Nossos impulsos básicos são cinco: sexualidade, curiosidade, habilidade, domínio é presença. Em cada um de nós eles se apresentam com cargas energéticas diferentes, conformando nosso temperamento, uns sensuais, outros inquiridores, artísticos, líderes, carismáticos, ou uma mistura de tudo isso.
Conforme o momento evolutivo de cada um, o processo chamado Vida vai proporcionando situações onde estes impulsos vão sendo desenvolvidos, dando a cada um suas características peculiares. Mas há situações em que a plena manifestação natural do impulso é vista de forma inadequada pela cultura onde nascemos ou tem sua plena manifestação interrompida por qualquer motivo. Sendo ai que podem surgir os problemas, pois o bloqueio à livre manifestação dos impulsos faz com eles sejam reprimidos indo se represar no inconsciente, de onde podem vir a atuar em sua forma negativa ou pervertida.
Para exemplificar podemos falar do primeiro impulso mencionado: a sexualidade. Bastante conhecido e popularizado pela discussão acerca da teoria de Freud. Está diretamente ligado à criatividade do ser, associado a sensualidade possibilita o desenvolvimento das relações afetivas entre as pessoas.

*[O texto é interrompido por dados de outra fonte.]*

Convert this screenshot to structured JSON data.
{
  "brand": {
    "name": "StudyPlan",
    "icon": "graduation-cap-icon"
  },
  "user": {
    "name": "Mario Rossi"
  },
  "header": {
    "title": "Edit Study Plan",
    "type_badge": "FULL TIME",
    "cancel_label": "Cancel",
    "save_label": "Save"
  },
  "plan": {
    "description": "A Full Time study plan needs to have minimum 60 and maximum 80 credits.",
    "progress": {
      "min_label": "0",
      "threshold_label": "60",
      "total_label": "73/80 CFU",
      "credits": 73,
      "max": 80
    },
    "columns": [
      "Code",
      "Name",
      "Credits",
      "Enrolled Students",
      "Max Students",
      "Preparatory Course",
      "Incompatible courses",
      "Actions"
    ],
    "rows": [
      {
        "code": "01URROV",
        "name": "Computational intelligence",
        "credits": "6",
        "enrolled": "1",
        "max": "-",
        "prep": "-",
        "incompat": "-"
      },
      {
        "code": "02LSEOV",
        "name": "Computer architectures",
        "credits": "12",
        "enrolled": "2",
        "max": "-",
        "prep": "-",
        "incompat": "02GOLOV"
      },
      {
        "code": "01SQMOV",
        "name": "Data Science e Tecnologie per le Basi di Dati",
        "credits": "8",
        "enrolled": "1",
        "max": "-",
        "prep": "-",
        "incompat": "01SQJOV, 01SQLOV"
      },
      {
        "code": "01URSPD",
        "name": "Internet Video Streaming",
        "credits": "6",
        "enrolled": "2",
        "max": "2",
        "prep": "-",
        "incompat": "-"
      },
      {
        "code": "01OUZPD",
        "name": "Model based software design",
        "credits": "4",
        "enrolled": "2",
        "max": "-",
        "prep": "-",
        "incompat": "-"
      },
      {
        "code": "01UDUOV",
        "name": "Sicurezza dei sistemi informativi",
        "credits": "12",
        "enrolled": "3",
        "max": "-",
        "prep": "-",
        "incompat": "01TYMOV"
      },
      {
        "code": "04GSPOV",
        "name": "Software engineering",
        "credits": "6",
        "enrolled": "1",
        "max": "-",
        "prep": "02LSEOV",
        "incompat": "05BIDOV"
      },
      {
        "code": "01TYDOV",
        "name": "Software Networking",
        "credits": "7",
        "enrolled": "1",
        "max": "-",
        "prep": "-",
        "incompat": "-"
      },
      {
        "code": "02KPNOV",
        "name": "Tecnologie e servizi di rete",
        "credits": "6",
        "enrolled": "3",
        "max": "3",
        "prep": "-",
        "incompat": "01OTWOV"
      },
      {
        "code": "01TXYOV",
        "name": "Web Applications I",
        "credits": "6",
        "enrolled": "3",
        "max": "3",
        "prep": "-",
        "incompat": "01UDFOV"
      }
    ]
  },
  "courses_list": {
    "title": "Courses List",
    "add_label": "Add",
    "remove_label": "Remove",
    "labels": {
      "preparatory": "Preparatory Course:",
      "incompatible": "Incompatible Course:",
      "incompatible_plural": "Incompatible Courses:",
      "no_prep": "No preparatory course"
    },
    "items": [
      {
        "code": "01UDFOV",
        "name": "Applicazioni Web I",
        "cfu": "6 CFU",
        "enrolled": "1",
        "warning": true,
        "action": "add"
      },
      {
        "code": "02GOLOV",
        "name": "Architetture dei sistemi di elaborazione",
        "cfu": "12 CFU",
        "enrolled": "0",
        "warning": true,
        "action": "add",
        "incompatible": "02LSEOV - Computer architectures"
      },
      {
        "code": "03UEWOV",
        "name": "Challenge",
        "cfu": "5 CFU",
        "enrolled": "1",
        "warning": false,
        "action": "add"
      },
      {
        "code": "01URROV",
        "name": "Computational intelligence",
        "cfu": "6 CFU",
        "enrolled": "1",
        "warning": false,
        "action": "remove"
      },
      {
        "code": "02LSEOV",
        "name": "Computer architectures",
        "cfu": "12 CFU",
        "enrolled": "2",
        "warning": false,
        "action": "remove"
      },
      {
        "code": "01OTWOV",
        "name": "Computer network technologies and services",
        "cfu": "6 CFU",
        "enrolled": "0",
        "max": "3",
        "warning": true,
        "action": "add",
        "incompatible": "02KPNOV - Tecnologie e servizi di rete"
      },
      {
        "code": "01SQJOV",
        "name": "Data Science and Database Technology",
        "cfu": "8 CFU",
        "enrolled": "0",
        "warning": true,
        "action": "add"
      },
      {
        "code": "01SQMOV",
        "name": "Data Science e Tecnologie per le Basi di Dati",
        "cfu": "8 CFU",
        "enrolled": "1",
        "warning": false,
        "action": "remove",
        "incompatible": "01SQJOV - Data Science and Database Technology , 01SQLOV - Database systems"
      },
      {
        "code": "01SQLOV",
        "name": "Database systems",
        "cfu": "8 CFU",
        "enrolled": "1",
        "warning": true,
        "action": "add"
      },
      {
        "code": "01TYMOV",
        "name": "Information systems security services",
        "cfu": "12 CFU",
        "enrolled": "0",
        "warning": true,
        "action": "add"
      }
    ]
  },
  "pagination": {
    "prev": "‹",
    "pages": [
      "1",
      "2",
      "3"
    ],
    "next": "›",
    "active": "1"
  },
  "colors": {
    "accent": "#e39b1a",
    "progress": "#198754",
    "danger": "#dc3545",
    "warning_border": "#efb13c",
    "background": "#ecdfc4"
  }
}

Há diversos exemplos do que este impulso mal desenvolvido pode causar de transtornos emocionais e comportamentais nos indivíduos: inadequação nos relacionamentos íntimos podendo ocasionar situações de violência como estupros, pedofilia entre outros.
Todos os impulsos tem seu lado negativo, não vou detalhar um a um aqui, entro em mais detalhes em cursos e palestras.

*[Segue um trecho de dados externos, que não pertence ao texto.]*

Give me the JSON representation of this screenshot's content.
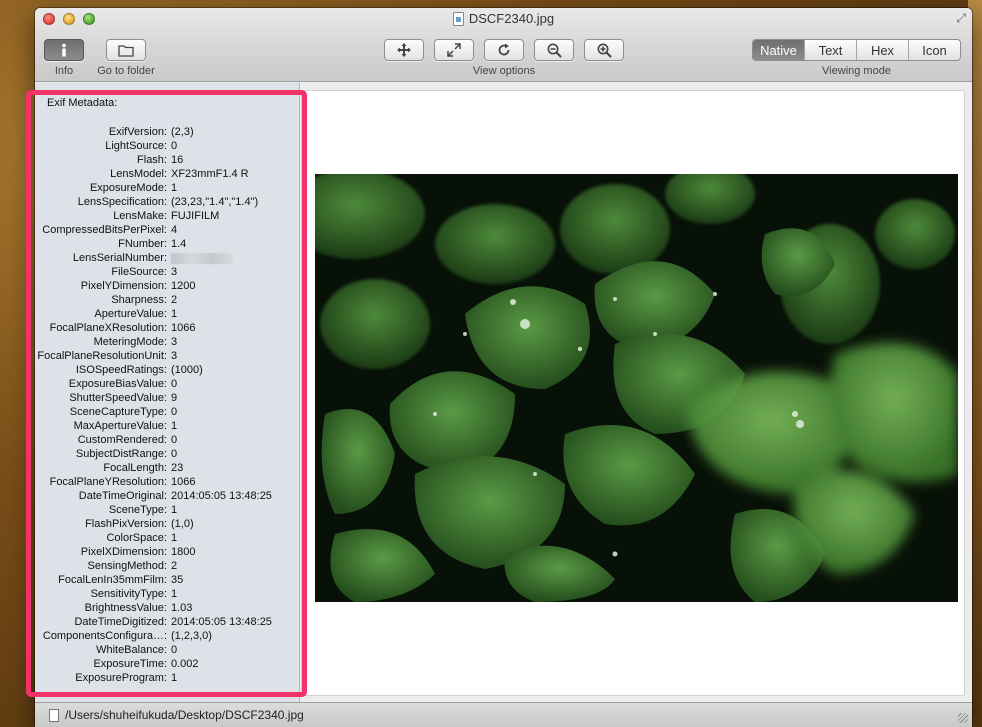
{
  "window": {
    "title": "DSCF2340.jpg"
  },
  "toolbar": {
    "info_label": "Info",
    "go_to_folder_label": "Go to folder",
    "view_options_label": "View options",
    "viewing_mode_label": "Viewing mode",
    "modes": [
      "Native",
      "Text",
      "Hex",
      "Icon"
    ],
    "active_mode": "Native"
  },
  "sidebar": {
    "heading": "Exif Metadata:",
    "rows": [
      {
        "key": "ExifVersion:",
        "value": "(2,3)"
      },
      {
        "key": "LightSource:",
        "value": "0"
      },
      {
        "key": "Flash:",
        "value": "16"
      },
      {
        "key": "LensModel:",
        "value": "XF23mmF1.4 R"
      },
      {
        "key": "ExposureMode:",
        "value": "1"
      },
      {
        "key": "LensSpecification:",
        "value": "(23,23,\"1.4\",\"1.4\")"
      },
      {
        "key": "LensMake:",
        "value": "FUJIFILM"
      },
      {
        "key": "CompressedBitsPerPixel:",
        "value": "4"
      },
      {
        "key": "FNumber:",
        "value": "1.4"
      },
      {
        "key": "LensSerialNumber:",
        "value": ""
      },
      {
        "key": "FileSource:",
        "value": "3"
      },
      {
        "key": "PixelYDimension:",
        "value": "1200"
      },
      {
        "key": "Sharpness:",
        "value": "2"
      },
      {
        "key": "ApertureValue:",
        "value": "1"
      },
      {
        "key": "FocalPlaneXResolution:",
        "value": "1066"
      },
      {
        "key": "MeteringMode:",
        "value": "3"
      },
      {
        "key": "FocalPlaneResolutionUnit:",
        "value": "3"
      },
      {
        "key": "ISOSpeedRatings:",
        "value": "(1000)"
      },
      {
        "key": "ExposureBiasValue:",
        "value": "0"
      },
      {
        "key": "ShutterSpeedValue:",
        "value": "9"
      },
      {
        "key": "SceneCaptureType:",
        "value": "0"
      },
      {
        "key": "MaxApertureValue:",
        "value": "1"
      },
      {
        "key": "CustomRendered:",
        "value": "0"
      },
      {
        "key": "SubjectDistRange:",
        "value": "0"
      },
      {
        "key": "FocalLength:",
        "value": "23"
      },
      {
        "key": "FocalPlaneYResolution:",
        "value": "1066"
      },
      {
        "key": "DateTimeOriginal:",
        "value": "2014:05:05 13:48:25"
      },
      {
        "key": "SceneType:",
        "value": "1"
      },
      {
        "key": "FlashPixVersion:",
        "value": "(1,0)"
      },
      {
        "key": "ColorSpace:",
        "value": "1"
      },
      {
        "key": "PixelXDimension:",
        "value": "1800"
      },
      {
        "key": "SensingMethod:",
        "value": "2"
      },
      {
        "key": "FocalLenIn35mmFilm:",
        "value": "35"
      },
      {
        "key": "SensitivityType:",
        "value": "1"
      },
      {
        "key": "BrightnessValue:",
        "value": "1.03"
      },
      {
        "key": "DateTimeDigitized:",
        "value": "2014:05:05 13:48:25"
      },
      {
        "key": "ComponentsConfigura…:",
        "value": "(1,2,3,0)"
      },
      {
        "key": "WhiteBalance:",
        "value": "0"
      },
      {
        "key": "ExposureTime:",
        "value": "0.002"
      },
      {
        "key": "ExposureProgram:",
        "value": "1"
      }
    ]
  },
  "status": {
    "path": "/Users/shuheifukuda/Desktop/DSCF2340.jpg"
  },
  "colors": {
    "highlight": "#f2336a",
    "sidebar_bg": "#dde2e8"
  },
  "icons": [
    "info-icon",
    "folder-icon",
    "move-icon",
    "fit-icon",
    "rotate-icon",
    "zoom-out-icon",
    "zoom-in-icon"
  ]
}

Como dito em algum lugar não podemos servir a dois senhores, ou seja, se por um lado temos que viver em sociedade e assumir suas normas e regras como nossas para sermos aceitos pelo grupo de outro temos que nos permitir expressar na medida do possível de maneira espontânea e livre nossa parte divina, nosso self como diz Jung. Algo que não é fácil, pois cada grupo tem estabelecido o que é bom ou mau, aceito ou não. De qualquer maneira depois de várias experiências, frustrações e abertura a outras possibilidades de ser, sentir, agir e pensar podemos descobrir caminhos que nos permitam suplantar essa divisão entre a personalidade que assumimos e o ser interno que quer se manifestar.
É preciso ter coragem e firmeza para enfrentar olhares, críticas e o possível afastamento de pessoas queridas. Isso faz parte de nossa aprendizagem enquanto espíritos vivendo na condição humana.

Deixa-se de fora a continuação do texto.